Super Bowl Balancing Act...

So, a record number of people watched the Super Bowl last weekend -- 111 million to be exact. It's too bad that the technology used to determine this gaudy number can't tell the difference between those who were actually paying attention to the action on the field and those who just happened to be in the room during the telecast.

I've only been to a handful of Super Bowl parties in my lifetime. Though the truth is that I've only been invited to a handful of Super Bowl parties in my lifetime, I prefer to say that I chose not to attend as a way to make a personal statement against glam-football.
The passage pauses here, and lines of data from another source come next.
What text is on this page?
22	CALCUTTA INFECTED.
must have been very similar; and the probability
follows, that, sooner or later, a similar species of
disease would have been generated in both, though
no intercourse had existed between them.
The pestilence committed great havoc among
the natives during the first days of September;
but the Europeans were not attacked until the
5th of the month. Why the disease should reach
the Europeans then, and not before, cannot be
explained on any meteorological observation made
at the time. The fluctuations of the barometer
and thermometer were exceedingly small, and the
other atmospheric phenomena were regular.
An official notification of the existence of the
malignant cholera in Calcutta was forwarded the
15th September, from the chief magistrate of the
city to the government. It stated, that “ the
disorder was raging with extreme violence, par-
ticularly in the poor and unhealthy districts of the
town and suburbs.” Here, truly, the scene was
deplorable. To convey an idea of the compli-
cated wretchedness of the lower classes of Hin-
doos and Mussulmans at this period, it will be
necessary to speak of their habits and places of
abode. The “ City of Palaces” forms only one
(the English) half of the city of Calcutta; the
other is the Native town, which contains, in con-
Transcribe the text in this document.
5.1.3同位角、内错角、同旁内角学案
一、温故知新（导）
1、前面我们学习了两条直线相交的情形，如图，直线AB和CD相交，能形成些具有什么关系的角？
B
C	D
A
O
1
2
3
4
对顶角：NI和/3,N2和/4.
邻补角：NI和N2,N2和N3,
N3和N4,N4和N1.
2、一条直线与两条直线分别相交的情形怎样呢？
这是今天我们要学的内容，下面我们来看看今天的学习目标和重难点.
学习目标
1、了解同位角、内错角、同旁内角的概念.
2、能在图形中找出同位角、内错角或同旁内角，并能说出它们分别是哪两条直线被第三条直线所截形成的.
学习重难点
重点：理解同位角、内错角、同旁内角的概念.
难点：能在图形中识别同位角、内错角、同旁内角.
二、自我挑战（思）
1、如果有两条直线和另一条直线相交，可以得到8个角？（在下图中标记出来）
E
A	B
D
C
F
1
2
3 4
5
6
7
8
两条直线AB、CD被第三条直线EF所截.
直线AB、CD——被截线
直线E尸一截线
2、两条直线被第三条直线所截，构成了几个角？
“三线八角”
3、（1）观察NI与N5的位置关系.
In my limited Super Bowl party experience, I've discovered that there are three distinct types of people you'll meet there. Since I know there are still those of you out there who don't get invited to Super Bowl parties, I thought I'd provide a bit of a primer into what to look for and how to deal with each of of the groups.

Here goes...

The Purists - These are the people who would prefer that the Super Bowl was played outdoors, in a foot of snow, with leather helmets and goal posts moved from the back of the endzone to the goal line. They don't care which teams are playing - the fact that is football is more than enough for them. They drink hard during the game action and go to the bathroom during commercial breaks. Don't bother them during live action and never question their ability to dissect a play or their take on playcalling or strategy.

The Squareheads - These people would show up to an International Cricket Championship party, as long as they could buy five or six squares from a game grid. Without the excitement of losing forty or fifty bucks, they would just as soon be at the dentist getting their molars capped. These are the men and women who question the strategy of kicking an extra point in the first quarter because one of the Super Bowl squares they purchased had the number six in it.

The Ad Spotters - These partygoers show no outward interest in the game while the game is going on. The talk. They eat. They turn their back to the action. Yet, at the very moment a commercial break begins, the Ad Spotter drops their plate and cup, closes their mouth and cranes their neck to get a premium and unfettered view of the Super Bowl ad now showing on the television. So intent is the ad spotter, you'd think they were actually appearing in the commercial. Spotters are quick to judge and offer an opinion about what they've just seen. As if Larry Tate were somewhere in the room looking for agency talent to help with a new campaign for next year's big game.

I clearly don't fall into any of the three categories I've just described. So, there must be a fourth group. I've had to stop writing to really think about this. It's a bit like looking for the missing link and then discovering that it's you. But, I think I've got it...

The Foodies - I love football, but I don't worry about whether the defense is running a cover 2 zone defense. I'm late for everything, so I'm sure how I feel about Super Bowl squares -- they're always gone before I get to the party. I used to be in the advertising industry, but frankly the Super Bowl ads have not lived up to the hype since about 1995. But dammit if I don't love party food. Wings. Pizza. Chips and salsa. Six versions of seven-layer Mexican dip. Sausage sandwiches. Cookies. Cake. It's a fat sports fan's heaven. Foodies like me are the heart and soul of any Super Bowl party. Plus, we're the most versatile of all partygoers. Just because I'm eating doesn't mean I can't watch the game, buy a square or comment on the commercials.

So, it's a miracle all four groups can get along so well. We all have different agendas, but rarely does a fight break out. It's kind of like an African nature preserve. Lions living with antelope in harmony because the lions are fed so well by humans they think of the antelope as friends, not dinner. Think of it as the Pridelands after Simba returned home.

The good news is that you have an entire year to get ready for your next (or your first) Super Bowl party. Heck you may even decide to break down and throw one of your own. If so, keep in mind the delicate balance that is the Super Bowl Circle of Life.